Damascus has been a frequent transit point for former hostages and officials involved in their release. Syria, the main power broker in Lebanon, has been trying to help end the hostage saga as part of its effort to restore order in that country after 16 years of civil war.
In Beirut, the As-Safir newspaper, which is close to Syria and Iran, said an unidentified Iranian envoy visited the Lebanese capital in the past two days and conveyed to the kidnappers "positive proposals regarding the future of the Hamadi brothers."
The report said Germany raised the possibility that the prisoners might be held together in one prison and allowed regular family visits.
The kidnappers said in a statement last Saturday that Struebig and Kemptner would be released "after the completion of concrete assurances" about the Hamadis.
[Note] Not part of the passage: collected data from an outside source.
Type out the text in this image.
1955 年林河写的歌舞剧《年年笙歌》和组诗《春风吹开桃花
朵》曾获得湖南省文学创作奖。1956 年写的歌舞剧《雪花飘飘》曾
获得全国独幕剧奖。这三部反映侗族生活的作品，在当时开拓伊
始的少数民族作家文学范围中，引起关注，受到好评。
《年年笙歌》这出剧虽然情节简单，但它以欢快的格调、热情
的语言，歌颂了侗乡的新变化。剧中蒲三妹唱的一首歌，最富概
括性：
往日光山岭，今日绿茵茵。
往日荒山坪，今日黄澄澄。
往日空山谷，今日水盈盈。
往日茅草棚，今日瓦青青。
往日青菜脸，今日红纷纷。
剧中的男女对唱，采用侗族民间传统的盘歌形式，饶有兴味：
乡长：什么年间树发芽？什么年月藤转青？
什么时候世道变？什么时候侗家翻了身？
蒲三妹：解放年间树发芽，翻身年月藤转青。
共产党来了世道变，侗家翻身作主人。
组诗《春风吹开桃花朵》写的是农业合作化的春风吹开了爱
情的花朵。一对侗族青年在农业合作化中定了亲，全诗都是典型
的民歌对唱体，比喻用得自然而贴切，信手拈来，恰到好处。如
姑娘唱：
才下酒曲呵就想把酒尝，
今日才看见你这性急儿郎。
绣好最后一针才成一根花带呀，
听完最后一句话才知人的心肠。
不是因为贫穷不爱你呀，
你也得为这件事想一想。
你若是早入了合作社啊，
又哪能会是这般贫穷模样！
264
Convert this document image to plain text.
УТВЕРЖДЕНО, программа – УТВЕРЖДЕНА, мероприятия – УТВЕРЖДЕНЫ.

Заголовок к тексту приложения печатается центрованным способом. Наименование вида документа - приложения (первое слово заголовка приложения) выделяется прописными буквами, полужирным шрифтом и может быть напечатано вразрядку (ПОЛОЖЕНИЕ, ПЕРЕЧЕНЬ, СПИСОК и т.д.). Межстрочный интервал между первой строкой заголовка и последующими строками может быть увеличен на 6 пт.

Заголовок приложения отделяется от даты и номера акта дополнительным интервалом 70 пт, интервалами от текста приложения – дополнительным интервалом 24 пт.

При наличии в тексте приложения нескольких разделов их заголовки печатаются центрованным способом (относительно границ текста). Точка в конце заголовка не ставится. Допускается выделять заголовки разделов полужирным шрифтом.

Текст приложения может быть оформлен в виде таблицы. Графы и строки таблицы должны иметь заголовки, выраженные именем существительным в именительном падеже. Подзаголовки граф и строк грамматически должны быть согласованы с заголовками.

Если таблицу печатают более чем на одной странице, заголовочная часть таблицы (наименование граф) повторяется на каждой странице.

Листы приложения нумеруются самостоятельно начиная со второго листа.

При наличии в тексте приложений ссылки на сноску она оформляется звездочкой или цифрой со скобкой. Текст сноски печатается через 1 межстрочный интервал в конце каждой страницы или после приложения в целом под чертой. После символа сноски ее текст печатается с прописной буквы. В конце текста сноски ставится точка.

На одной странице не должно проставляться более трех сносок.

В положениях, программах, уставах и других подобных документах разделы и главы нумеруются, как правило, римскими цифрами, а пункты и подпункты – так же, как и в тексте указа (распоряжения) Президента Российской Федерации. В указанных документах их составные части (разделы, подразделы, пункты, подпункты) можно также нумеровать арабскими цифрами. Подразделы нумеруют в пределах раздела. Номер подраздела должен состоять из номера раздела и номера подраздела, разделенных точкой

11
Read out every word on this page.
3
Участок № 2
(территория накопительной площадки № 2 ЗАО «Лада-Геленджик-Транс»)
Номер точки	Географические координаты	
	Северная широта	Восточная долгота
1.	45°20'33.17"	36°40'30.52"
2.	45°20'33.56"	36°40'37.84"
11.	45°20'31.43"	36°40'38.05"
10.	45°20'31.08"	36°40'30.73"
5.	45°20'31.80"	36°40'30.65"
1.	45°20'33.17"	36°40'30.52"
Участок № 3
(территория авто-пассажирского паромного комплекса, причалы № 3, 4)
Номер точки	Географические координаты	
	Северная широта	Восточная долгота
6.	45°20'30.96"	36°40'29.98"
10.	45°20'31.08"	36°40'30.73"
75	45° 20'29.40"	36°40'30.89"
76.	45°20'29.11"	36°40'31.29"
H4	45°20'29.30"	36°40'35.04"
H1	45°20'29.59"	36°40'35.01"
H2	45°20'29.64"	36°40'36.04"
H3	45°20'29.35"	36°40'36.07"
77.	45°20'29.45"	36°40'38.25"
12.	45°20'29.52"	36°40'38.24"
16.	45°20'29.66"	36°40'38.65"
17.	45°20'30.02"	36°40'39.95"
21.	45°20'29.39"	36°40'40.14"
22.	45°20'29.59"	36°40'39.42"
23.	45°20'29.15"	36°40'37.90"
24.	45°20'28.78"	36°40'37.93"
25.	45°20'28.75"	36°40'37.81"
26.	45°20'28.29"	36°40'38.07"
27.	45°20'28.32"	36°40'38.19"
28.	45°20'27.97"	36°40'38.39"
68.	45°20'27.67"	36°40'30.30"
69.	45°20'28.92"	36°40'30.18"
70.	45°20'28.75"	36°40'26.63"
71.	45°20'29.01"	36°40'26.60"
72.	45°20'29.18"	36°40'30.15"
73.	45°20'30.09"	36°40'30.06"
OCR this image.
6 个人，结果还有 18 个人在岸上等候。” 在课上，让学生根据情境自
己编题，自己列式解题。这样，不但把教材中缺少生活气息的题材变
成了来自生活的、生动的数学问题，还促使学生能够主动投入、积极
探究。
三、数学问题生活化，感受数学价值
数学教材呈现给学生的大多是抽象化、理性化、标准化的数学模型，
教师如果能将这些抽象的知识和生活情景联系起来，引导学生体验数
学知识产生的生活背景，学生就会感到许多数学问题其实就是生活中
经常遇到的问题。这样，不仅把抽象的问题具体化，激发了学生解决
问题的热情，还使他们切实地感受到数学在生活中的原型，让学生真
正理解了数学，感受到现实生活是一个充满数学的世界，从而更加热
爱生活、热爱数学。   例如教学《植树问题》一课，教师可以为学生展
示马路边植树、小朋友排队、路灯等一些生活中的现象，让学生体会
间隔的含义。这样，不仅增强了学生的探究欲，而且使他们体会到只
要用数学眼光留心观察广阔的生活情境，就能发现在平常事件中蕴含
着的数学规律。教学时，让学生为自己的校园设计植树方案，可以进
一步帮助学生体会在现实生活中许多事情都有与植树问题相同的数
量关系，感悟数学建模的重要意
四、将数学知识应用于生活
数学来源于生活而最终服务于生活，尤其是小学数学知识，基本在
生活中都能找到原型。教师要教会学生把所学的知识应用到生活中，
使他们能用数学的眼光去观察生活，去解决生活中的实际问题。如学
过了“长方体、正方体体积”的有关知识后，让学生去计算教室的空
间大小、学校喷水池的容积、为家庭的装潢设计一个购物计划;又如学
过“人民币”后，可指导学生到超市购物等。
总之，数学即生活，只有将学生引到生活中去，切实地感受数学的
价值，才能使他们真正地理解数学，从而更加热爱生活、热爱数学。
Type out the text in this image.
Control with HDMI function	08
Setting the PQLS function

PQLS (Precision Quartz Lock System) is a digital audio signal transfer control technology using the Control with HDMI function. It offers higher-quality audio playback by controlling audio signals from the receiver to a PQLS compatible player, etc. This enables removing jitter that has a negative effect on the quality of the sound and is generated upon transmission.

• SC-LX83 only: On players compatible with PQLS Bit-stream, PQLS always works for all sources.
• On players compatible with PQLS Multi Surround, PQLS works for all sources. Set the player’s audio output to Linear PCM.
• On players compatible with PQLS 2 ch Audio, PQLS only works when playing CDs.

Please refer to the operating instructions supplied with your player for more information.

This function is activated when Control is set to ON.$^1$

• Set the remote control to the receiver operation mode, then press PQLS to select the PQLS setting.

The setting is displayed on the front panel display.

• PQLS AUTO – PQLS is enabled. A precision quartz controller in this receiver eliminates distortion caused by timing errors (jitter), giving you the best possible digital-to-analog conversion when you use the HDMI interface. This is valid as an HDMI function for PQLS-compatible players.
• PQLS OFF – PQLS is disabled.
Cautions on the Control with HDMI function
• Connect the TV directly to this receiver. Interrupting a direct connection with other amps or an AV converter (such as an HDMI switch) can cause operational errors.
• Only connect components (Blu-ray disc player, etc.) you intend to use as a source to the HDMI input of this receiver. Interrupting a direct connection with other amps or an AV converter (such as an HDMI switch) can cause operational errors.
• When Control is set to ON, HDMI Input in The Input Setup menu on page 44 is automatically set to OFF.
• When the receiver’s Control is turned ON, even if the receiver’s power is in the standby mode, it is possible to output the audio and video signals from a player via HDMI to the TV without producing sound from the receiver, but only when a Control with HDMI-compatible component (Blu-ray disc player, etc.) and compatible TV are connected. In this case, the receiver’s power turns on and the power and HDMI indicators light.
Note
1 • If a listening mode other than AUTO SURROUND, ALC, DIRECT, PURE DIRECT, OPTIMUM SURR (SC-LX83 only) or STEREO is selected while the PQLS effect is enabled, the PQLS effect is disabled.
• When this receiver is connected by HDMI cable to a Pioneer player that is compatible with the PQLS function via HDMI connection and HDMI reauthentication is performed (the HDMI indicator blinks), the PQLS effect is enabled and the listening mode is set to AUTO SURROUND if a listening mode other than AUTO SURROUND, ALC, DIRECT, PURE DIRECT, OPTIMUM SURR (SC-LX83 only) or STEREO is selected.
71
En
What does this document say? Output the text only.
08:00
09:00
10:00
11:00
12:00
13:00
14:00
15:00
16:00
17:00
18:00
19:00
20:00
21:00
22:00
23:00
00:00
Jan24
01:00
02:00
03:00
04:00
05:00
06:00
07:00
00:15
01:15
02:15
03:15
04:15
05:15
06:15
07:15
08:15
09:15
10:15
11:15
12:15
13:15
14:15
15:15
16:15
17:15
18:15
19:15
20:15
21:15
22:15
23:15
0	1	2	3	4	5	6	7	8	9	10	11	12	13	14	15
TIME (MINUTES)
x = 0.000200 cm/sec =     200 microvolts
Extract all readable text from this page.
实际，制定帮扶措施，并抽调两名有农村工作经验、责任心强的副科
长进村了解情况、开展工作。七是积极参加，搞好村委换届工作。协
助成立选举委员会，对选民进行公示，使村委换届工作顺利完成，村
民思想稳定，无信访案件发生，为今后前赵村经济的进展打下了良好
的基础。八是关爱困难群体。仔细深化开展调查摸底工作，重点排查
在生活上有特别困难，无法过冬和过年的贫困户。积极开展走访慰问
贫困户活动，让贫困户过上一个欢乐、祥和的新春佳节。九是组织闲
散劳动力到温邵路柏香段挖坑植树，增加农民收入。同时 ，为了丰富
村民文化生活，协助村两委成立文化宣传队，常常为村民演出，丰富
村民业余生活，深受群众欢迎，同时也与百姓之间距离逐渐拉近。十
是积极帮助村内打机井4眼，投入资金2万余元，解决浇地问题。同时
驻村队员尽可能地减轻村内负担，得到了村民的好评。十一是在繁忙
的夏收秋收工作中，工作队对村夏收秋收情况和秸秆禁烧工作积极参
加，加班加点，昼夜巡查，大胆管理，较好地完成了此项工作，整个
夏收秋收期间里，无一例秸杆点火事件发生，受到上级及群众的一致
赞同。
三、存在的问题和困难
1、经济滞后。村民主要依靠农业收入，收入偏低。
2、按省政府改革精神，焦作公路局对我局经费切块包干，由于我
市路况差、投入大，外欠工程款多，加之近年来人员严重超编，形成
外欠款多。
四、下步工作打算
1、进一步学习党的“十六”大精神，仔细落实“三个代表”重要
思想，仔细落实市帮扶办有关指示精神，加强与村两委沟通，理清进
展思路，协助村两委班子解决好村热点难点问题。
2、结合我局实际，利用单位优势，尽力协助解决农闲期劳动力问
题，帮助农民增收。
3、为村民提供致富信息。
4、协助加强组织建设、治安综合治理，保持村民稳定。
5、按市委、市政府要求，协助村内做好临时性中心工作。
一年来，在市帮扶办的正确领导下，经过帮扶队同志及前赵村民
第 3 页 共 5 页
The statement did not specify the assurances demanded, but it was the first time the kidnappers did not demand the immediate release of the brothers.
Germany has repeatedly refused to swap the convicted terrorists for the German hostages, who were abducted in southern Lebanon on May 16, 1989, while on assignment with the German relief organization Asme-Humanitas.
Mohammed Ali Hamadi was sentenced to life in prison in May 1989 for the 1985 hijacking of a TWA jetliner to Lebanon, during which U.S. Navy diver Robert Stethem was killed.
Abbas Hamadi was sentenced to 13 years in 1988 for his role in the Beirut kidnapping of two other Germans who were released in 1989.
A group calling itself Holy Warriors for Freedom claims it holds Struebig and Kemptner. The group is believed headed by Abdul-Hadi Hamadi, the Hamadis' elder brother and security chief for the pro-Iranian Hezbollah, or Party of God.